テストエンジニアは役者であれ~ユーザビリティをテストするために
第三者検証(主にテストベンダー)のテストチームがクライアントからよく言われるのが「ユーザ視点の評価(~を期待、といったニュアンスで)」です。
私が知る限り、この発言者の共通点は、概ね深い考えを持たず発言していること、でした。
そして言われた側も「第三者検証ですから」などと深く考えずに回答しているケースも実際にありました。

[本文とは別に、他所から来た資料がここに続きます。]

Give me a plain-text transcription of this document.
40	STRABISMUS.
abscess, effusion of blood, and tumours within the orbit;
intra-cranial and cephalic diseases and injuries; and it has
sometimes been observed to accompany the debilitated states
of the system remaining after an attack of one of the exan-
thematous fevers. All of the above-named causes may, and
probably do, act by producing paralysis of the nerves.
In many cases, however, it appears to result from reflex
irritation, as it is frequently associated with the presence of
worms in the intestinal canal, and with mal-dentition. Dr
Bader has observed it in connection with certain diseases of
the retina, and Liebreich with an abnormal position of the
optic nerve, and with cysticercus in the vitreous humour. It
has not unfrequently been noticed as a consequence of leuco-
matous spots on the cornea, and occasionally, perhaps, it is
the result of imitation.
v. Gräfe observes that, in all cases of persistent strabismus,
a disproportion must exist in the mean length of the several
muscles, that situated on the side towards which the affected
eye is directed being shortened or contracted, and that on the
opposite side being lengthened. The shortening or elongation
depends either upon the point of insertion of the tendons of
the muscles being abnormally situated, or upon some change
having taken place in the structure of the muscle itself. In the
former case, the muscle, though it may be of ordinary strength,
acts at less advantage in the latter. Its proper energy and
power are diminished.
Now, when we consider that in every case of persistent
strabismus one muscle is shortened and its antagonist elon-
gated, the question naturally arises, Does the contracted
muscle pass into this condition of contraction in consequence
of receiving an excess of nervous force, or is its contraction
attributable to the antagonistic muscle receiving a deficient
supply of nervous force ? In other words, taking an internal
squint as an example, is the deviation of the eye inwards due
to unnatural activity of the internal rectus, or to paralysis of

第三者検証=ユーザ視点、とは必ずしも言えないのではないか、ユーザビリティとは何か、今回はそのあたりを書こうと思います。
ユーザビリティの軽視
ユーザビリティ、この視点・観点を軽視しているエンジニアが以前は多かったような気がしています。
過去形で書いているのは、現在のこれからの開発はDXの推進により、市場に早くリリースし顧客のフィードバックを早く得るアジャイル/リーン、運用と一体化したDevOpsといったモデルが主流のため、顧客との距離の近さからユーザ視点が軽視できなくなるはずと捉えているためです。
ユーザビリティの軽視についてはテストエンジニアも例外ではなく、特にテストベンダーは何となく自分達がそれを標準スキルセットに持っているかのように思っているのか、勉強会や研修も少ないように感じていました。
テストチームはユーザビリティをテストできるか
テストチームは冒頭に書いたように、ユーザ視点での評価をオマケのように言われるわけですが、言われた側も軽視しているため、通常のシステムテストなどに加えて、要望などという形で結果報告にオマケのように付けて報告して終わりというのが、よく見るパターンでした。
もちろん、これが良いわけがありません。
それにはいくつか理由があります。
1. タイミングの問題
まず問題視すべきはタイミングだと思います。
テストの結果報告でユーザビリティを指摘してどうするのか。
テストの結果の先にあるのはリリースです。ユーザビリティの指摘を修正すれば再度テストが必要になります。
ユーザビリティの指摘は設計時点か、コーディング~テストの切り替わりの頭にしないと修正が間に合わないでしょう。
2. テストチームは既に一般ユーザではない
テスターに何の情報も持たせずにユーザ視点での問題点や指摘を依頼するとどうなるでしょうか。
テスターの年代で意見は違ったものになるでしょう。
テスターの経験で意見は違ったものになるでしょう。
テスターはそのプロダクトを知らない人と同じような操作をするのでしょうか。
残念ながら第三者検証であっても、設計仕様を目にし、開発チームの苦悩・苦労も知るテストチームは既に一般ユーザとはかけ離れた存在になっています。
その意識を払拭するのは思いのほか難しいです。
3. 誰にとってのユーザビリティなのか
そのプロダクトが狙うターゲットはどの層なのでしょうか。
テストリーダーや上位層はともかく、テスターまでその情報が行き届いていないと、見当違いの指摘が挙がり、結果的にスルーされてしまいます。
テストチームは開発工程の下流に位置するので、プロダクト要求より上位のビジネス要求やその関連の情報については、気にしないと目にすることも難しいかもしれません。
テストエンジニアは役者であれ
ユーザビリティをテストする、ということは評価者にバイアスがないニュートラルであると同時に、プロダクトを要求レベルで理解していないと適切なフィードバックを返せないということを前述で書きました。
真のユーザビリティを得るため、リサーチ・市場調査を外部に依頼という選択肢もあると思いますが、コスト、スピード感、信頼性などそれはそれで越えないといけないハードルがあるでしょう。
テストチームのエンジニアがユーザビリティをテストするには、
ターゲットユーザを詳細に決め、ユーザストーリーを作成し、シナリオに沿って(ここが大事ですが)なりきること、つまり、優秀な役者になる必要があります。
随分前の私の過去事例ですが、ユーザが学生で日中での操作を想定するために、
実際に使用する時間に、学生っぽい話し方、で気分を高めて実施したことがあります。効果の程はわかりませんが、テストエンジニアとしてのバイアスを取り除くという意図は理解して頂ければと思います。
今回は「ユーザ視点の評価」の難しさを書いてみました。
技法の話ではありませんでしたが、ユーザビリティテスト、UXテストについては研究しているテーマの一つなので、また機会があれば書きたいと思います。